Selected quotes from each chapter in Charles Montgomery’s new book – Happy City: Transforming Our Lives Through Urban Design.
Today: ‘Retrofitting sprawl.’
“Cities have been blown out of proportion, as though we were designing them for giants. What we were doing, of course, was designing for the scale of cars. Now we are returning cities to a human scale. We are returning the balance of life to neighbourhoods.” – Galina Tachieva
True repair addresses the systemic problems of sprawl. By mixing shopping, services, and public space with housing, it allows people to escape the bonds of their seat belts and walk if they wish. It creates a critical demand for transit, and comfortable places to wait for it. It links streets to surrounding networks, making walking easier and extending tendrils of easier living, good health, sociability, and connectivity.
The problem is that most sprawl has already been sold, zoned, and occupied, locking the existing system of land use into place. … “However neutral the language is (of codes), however neutral the metrics, however fair it seems to be, the outcome it has in mind is sprawl.”
The greatest problem facing anyone who would repair sprawl remains the godlike power of code. Code is to the city what an operating system is to a computer. It is invisible, but it is in charge.
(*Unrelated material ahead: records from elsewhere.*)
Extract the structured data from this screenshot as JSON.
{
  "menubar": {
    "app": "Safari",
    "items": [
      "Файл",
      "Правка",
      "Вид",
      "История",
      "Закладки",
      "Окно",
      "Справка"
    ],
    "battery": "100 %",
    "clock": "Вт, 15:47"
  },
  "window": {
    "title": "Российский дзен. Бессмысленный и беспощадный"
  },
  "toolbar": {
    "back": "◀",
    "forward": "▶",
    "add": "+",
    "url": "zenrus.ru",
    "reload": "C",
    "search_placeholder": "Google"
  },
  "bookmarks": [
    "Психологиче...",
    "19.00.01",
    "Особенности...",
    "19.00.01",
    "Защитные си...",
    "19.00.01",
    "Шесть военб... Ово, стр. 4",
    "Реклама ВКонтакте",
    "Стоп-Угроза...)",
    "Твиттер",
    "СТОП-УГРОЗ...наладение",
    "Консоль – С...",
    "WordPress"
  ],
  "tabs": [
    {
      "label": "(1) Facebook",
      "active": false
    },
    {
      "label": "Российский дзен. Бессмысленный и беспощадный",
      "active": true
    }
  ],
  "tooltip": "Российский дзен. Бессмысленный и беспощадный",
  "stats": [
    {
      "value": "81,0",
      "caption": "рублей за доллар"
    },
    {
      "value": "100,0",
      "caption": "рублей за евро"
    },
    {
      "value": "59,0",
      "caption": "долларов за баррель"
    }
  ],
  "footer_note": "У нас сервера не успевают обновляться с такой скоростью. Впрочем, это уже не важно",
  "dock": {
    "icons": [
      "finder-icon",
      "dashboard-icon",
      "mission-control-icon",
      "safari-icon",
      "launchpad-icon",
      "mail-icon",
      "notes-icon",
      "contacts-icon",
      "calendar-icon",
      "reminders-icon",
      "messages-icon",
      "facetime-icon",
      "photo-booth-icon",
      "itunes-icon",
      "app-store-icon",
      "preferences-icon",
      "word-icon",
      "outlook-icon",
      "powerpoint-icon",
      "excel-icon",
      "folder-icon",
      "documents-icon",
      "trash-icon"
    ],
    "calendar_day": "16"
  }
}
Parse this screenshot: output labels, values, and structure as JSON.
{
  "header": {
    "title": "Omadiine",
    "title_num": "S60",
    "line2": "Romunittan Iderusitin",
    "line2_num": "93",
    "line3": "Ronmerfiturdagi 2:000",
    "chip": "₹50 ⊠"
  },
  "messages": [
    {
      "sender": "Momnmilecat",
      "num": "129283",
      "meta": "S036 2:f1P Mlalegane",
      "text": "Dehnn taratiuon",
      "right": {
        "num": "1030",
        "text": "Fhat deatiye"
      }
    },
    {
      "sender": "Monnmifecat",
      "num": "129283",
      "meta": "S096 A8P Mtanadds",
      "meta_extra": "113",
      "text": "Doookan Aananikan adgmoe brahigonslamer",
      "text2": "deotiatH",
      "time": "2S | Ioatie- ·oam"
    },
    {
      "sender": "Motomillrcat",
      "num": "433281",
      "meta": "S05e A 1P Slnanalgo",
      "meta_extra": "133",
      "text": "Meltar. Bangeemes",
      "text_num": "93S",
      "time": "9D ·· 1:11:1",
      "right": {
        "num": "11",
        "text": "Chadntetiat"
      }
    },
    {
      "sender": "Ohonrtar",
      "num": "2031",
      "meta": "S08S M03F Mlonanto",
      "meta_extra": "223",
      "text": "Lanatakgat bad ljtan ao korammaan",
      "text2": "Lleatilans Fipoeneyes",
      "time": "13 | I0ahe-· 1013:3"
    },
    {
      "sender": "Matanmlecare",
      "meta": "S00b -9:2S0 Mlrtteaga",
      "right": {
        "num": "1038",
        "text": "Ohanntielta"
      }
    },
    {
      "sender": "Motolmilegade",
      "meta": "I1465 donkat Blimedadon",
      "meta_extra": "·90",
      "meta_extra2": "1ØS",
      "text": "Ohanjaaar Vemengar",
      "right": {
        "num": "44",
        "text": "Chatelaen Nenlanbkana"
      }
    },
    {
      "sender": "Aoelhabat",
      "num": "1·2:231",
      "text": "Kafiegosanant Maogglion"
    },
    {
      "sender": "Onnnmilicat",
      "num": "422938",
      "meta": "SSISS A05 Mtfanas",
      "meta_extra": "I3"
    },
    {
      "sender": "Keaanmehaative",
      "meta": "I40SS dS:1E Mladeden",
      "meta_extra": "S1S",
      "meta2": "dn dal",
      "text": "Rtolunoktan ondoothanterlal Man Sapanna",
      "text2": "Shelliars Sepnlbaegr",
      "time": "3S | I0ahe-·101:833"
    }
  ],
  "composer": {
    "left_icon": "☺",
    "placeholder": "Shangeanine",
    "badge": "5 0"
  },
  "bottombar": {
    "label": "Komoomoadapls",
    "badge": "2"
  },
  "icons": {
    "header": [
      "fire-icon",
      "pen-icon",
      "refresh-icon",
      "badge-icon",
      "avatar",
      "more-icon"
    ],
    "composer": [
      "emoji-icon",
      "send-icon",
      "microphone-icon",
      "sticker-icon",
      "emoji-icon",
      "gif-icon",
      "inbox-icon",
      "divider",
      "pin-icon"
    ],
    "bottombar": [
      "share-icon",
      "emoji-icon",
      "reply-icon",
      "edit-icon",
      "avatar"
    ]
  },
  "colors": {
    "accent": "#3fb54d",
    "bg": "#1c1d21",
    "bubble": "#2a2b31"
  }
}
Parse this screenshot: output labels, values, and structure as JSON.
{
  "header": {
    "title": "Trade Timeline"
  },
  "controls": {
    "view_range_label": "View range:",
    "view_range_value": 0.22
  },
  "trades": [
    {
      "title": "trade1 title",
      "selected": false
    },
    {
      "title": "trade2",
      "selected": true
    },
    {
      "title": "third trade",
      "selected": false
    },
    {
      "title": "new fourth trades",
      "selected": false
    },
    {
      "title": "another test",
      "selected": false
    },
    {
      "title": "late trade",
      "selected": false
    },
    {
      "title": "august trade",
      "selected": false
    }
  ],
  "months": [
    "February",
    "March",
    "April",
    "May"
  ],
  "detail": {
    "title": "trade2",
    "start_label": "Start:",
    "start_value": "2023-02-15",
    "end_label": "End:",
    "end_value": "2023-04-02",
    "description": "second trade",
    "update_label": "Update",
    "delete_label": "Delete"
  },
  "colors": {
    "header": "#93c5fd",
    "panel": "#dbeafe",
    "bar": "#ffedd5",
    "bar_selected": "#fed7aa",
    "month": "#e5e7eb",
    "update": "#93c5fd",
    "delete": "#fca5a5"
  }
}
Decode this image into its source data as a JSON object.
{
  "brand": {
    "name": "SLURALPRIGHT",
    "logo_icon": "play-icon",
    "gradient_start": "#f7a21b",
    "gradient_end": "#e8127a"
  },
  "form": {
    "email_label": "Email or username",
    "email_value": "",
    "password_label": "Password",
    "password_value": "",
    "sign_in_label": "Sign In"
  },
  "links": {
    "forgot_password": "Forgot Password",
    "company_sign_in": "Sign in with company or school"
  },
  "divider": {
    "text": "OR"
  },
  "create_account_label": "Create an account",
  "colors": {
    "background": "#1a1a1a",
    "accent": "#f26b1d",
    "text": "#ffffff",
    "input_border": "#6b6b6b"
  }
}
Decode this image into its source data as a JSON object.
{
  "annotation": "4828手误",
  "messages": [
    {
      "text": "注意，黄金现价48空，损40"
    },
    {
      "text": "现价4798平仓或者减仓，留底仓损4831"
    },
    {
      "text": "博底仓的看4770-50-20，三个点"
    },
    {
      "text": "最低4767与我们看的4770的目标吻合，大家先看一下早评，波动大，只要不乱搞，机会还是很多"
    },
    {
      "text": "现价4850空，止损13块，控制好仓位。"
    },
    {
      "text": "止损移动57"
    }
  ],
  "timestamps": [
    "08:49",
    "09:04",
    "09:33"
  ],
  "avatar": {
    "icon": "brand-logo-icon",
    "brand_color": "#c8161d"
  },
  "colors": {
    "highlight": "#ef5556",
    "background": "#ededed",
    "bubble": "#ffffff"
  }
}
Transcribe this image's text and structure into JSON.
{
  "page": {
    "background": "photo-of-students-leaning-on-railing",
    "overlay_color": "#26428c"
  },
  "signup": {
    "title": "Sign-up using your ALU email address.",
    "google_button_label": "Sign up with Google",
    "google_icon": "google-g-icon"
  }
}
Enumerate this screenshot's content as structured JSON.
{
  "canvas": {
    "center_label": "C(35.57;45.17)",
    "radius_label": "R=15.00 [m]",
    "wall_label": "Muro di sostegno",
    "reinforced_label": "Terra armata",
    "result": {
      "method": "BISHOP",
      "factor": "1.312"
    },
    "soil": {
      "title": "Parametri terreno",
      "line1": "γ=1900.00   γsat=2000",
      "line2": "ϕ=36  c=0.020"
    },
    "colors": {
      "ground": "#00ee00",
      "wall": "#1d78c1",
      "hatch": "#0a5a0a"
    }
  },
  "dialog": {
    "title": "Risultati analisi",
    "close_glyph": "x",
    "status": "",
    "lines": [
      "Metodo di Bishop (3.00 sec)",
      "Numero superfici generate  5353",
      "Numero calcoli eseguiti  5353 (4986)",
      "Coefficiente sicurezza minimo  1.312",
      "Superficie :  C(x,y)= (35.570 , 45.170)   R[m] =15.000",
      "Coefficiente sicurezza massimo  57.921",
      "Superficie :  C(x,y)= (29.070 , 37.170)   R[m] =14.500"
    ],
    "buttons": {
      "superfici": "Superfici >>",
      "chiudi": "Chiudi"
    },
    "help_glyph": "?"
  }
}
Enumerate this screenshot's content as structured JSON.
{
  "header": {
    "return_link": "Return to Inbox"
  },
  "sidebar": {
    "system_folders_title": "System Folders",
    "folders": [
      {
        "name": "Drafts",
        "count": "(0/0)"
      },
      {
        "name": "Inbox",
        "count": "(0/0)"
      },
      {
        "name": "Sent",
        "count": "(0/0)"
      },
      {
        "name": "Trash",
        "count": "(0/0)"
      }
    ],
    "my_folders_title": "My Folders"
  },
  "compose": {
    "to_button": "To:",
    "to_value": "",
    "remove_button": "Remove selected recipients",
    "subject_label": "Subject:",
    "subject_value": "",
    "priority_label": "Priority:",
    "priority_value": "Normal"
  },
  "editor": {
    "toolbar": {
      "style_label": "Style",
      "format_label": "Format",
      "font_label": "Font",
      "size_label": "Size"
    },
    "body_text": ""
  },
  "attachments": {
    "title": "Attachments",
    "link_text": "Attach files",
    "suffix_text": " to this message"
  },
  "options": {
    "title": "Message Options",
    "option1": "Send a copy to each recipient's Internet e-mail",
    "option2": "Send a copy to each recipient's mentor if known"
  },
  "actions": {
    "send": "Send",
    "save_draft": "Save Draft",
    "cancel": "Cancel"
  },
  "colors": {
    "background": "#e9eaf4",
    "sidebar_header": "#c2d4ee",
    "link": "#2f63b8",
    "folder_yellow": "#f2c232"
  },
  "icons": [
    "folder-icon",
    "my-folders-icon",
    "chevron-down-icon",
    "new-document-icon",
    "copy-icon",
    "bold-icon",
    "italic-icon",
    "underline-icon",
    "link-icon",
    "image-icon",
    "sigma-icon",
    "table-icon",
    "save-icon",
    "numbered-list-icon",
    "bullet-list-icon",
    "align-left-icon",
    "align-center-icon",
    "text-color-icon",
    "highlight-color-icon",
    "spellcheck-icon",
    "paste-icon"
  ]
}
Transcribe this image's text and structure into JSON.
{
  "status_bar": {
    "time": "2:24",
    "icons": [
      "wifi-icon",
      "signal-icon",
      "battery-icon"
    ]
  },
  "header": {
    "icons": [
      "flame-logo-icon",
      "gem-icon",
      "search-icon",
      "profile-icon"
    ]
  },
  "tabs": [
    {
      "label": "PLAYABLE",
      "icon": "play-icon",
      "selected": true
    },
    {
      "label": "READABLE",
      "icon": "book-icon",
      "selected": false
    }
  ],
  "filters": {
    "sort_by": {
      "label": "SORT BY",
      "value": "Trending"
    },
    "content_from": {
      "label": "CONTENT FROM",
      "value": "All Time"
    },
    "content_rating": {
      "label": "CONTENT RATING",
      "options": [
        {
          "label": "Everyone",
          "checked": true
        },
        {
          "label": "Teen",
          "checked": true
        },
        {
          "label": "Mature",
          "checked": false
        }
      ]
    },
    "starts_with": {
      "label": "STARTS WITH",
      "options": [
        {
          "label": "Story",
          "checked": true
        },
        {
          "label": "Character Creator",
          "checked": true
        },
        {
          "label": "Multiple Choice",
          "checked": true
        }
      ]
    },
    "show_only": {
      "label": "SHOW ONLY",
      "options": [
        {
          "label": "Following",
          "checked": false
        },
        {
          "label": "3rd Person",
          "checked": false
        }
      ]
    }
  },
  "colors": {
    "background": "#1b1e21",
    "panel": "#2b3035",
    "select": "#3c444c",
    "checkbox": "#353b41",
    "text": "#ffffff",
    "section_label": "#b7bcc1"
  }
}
Even when communities and decision makers agree that the old sprawl patterns are not sustainable, the dispersal system can rumble on a like a runaway truck, propelled by the momentum of a century of rules, guidelines, and state-mandated community plans.
… the dispersed city that the Tea Partiers defend so passionately is, itself, a product of centralized control and legislation.
Cities have always expressed a tension between individual property rights and common benefits. But the Tea Party urbanists take a dangerously narrow view of liberty. Surely a city of true freedom would provide maximum choice about where and how to live.